Volume 22 of the Revolutionary War Series covers 1 Aug. through 21 Oct. 1779. As it begins, Washington is focused on expanding and strengthening the fortifications at West Point, N.Y., in the wake of the British attack in June that had captured King's Ferry, New York. Although he had to concentrate his army on the defense of West Point, Washington sought to launch whatever strikes he could against the British forts on the Hudson River and bring his operations on the western frontier to a successful conclusion. To follow up the successful assault on Stony Point, N.Y., Washington planned a surprise attack on Paulus Hook, New Jersey. Maj. Henry Lee carried out the assault on 19 Aug. and succeeded in capturing the garrison and effecting a retreat back to the American lines in New Jersey. During the weeks covered by this volume, Maj. Gen. John Sullivan successfully completed his devastating expedition against the hostile tribes of the Six Nations. Though not in tactical command of the expedition, Washington, particularly in August, had to dedicate a substantial portion of his time to supervising logistical support for the expedition and defending himself against Sullivan's charges of failing to properly support the campaign.
Washington's overriding concern in August, other than strengthening the defenses of West Point, was the long anticipated arrival of British army reinforcements that would enable the enemy to renew their attack up the Hudson.
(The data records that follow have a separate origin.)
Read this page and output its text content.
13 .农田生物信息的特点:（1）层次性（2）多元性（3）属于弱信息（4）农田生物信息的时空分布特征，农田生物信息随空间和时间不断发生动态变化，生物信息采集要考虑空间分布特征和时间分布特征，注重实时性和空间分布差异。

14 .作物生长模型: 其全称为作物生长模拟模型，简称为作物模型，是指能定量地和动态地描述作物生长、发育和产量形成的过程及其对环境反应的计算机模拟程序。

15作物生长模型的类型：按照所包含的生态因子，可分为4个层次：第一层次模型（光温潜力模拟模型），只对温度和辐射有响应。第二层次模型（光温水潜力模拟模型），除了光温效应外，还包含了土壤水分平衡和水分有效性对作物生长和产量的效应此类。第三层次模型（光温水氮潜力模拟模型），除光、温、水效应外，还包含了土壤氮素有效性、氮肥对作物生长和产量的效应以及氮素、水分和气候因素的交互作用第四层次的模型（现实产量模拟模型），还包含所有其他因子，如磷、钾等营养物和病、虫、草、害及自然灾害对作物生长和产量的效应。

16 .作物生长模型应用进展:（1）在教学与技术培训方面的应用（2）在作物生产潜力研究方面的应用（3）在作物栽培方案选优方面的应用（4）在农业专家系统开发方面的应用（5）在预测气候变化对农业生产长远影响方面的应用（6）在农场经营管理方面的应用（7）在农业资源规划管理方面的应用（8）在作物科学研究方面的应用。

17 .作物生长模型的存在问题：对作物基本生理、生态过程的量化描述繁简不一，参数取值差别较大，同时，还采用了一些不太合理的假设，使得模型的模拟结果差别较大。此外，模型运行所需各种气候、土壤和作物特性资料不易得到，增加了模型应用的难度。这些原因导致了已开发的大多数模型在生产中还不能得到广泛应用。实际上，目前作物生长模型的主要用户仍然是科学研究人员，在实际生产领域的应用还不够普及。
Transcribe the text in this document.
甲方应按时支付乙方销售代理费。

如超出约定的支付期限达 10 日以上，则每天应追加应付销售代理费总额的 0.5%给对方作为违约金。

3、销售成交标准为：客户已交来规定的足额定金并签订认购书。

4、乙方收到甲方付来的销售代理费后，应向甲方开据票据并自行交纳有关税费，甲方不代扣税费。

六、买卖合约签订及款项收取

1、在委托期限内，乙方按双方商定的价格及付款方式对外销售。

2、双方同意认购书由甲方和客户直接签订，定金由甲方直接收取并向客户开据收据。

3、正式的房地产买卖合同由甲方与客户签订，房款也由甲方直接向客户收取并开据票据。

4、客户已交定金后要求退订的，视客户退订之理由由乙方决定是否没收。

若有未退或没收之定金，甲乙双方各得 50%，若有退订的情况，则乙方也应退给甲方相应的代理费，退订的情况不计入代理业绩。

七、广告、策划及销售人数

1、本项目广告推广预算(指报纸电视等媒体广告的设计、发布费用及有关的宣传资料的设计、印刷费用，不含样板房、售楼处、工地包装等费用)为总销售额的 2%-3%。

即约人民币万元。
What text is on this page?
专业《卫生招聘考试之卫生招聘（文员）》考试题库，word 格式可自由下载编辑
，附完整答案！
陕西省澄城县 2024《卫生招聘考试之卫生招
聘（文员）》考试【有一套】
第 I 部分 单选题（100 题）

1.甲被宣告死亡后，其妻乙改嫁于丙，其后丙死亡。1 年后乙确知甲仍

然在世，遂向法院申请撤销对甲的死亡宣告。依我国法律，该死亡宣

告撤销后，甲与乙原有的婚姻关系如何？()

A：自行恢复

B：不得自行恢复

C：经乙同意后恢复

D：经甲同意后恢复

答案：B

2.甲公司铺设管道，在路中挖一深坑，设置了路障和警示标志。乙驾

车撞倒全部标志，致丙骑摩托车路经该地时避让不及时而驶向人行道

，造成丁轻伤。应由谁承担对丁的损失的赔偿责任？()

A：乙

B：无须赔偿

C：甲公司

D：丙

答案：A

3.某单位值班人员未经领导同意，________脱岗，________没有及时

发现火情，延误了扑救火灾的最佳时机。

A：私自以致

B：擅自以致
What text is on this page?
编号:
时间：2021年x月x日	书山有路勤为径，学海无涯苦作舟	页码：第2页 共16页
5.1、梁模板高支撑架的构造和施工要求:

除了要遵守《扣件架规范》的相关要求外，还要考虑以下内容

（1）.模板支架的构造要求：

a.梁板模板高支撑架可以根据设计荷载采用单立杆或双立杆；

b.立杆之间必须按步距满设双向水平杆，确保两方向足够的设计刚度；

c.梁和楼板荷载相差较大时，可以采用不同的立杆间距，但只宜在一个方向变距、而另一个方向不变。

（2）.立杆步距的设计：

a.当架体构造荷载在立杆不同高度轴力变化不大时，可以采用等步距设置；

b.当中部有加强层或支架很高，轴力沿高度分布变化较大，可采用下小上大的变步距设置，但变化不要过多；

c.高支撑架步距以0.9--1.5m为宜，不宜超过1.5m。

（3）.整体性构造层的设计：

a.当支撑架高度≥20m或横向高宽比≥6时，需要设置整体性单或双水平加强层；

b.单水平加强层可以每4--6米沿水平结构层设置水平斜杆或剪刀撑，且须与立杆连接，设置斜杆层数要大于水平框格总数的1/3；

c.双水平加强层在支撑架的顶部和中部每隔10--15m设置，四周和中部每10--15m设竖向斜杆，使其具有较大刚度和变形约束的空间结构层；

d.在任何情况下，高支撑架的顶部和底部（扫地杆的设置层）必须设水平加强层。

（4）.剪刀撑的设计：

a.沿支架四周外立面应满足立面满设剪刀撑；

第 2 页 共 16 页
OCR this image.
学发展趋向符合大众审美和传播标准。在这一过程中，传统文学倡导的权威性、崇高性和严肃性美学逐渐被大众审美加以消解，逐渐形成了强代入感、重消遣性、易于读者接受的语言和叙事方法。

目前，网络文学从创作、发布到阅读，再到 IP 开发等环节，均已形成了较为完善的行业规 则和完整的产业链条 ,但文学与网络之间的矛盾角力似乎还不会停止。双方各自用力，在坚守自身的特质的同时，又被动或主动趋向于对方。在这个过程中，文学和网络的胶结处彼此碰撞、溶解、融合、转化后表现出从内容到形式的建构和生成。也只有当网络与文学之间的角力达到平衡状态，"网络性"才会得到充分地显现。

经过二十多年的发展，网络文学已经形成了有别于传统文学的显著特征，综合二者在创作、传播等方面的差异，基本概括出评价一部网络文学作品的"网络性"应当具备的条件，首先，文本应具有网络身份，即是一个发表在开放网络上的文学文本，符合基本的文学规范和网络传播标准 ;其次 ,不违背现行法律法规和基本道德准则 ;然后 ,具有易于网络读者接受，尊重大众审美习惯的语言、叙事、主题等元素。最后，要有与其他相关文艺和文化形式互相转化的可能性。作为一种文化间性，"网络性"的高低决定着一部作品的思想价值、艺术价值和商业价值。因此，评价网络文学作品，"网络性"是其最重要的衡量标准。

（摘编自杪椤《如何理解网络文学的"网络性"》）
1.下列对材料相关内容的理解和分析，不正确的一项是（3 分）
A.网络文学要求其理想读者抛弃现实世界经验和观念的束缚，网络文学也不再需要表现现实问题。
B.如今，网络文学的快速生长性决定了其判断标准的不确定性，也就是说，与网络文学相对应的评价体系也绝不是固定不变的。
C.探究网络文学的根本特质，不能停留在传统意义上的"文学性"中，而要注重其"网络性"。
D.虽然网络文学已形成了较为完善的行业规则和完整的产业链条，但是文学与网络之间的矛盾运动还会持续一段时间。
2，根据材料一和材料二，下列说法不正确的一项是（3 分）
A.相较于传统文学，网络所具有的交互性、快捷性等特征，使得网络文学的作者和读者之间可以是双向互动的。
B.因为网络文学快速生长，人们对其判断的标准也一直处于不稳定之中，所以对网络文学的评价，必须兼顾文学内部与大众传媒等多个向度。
After he received information confirming arrival of the reinforcements in late August, Washington pushed his defensive preparations into high gear, issuing orders designed to concentrate the main army near West Point and gather information about the reinforcements and British intentions.
But within two weeks, Washington's assessment of his intelligence reports had convinced him that the British reinforcements were too few to enable the enemy to launch an offensive. When intelligence reports of a large French fleet on the coast began to arrive in September, he turned to planning his own offensive operations.
The prospect of the arrival of the powerful French fleet of Vice Admiral d'Estaing on the American coast promised an opportunity to overcome British naval superiority. Washington first designed a limited attack on the British outposts surrounding New York City. Then, after receiving official confirmation from Congress of the arrival of the French admiral on the American coast, Washington planned a major attack on New York itself; an attack, as the letters in this volume show, which Washington designed to be decisive, to drive the British from North America, and potentially end the war.
The correspondence volumes of The Papers of George Washington, 1748–99, published in five series, include not only Washington’s own letters and other papers but also all letters written to him. The ten-volume Colonial Series (1748–75) focuses on Washington’s military service during the French and Indian War and his political and business activities before the Revolution. The massive Revolutionary War Series (1775–83) presents in documents and annotations the myriad military and political matters with which Washington dealt during the long war. The papers for his years at Mount Vernon after leaving the army and before becoming president have been published in the six-volume Confederation Series (1784–88). The remaining years of Washington’s life are covered in the Presidential Series (1788–97), which includes the papers of his two presidential administrations, and the four-volume Retirement Series (1797–99), which includes his correspondence after his final return to Mount Vernon.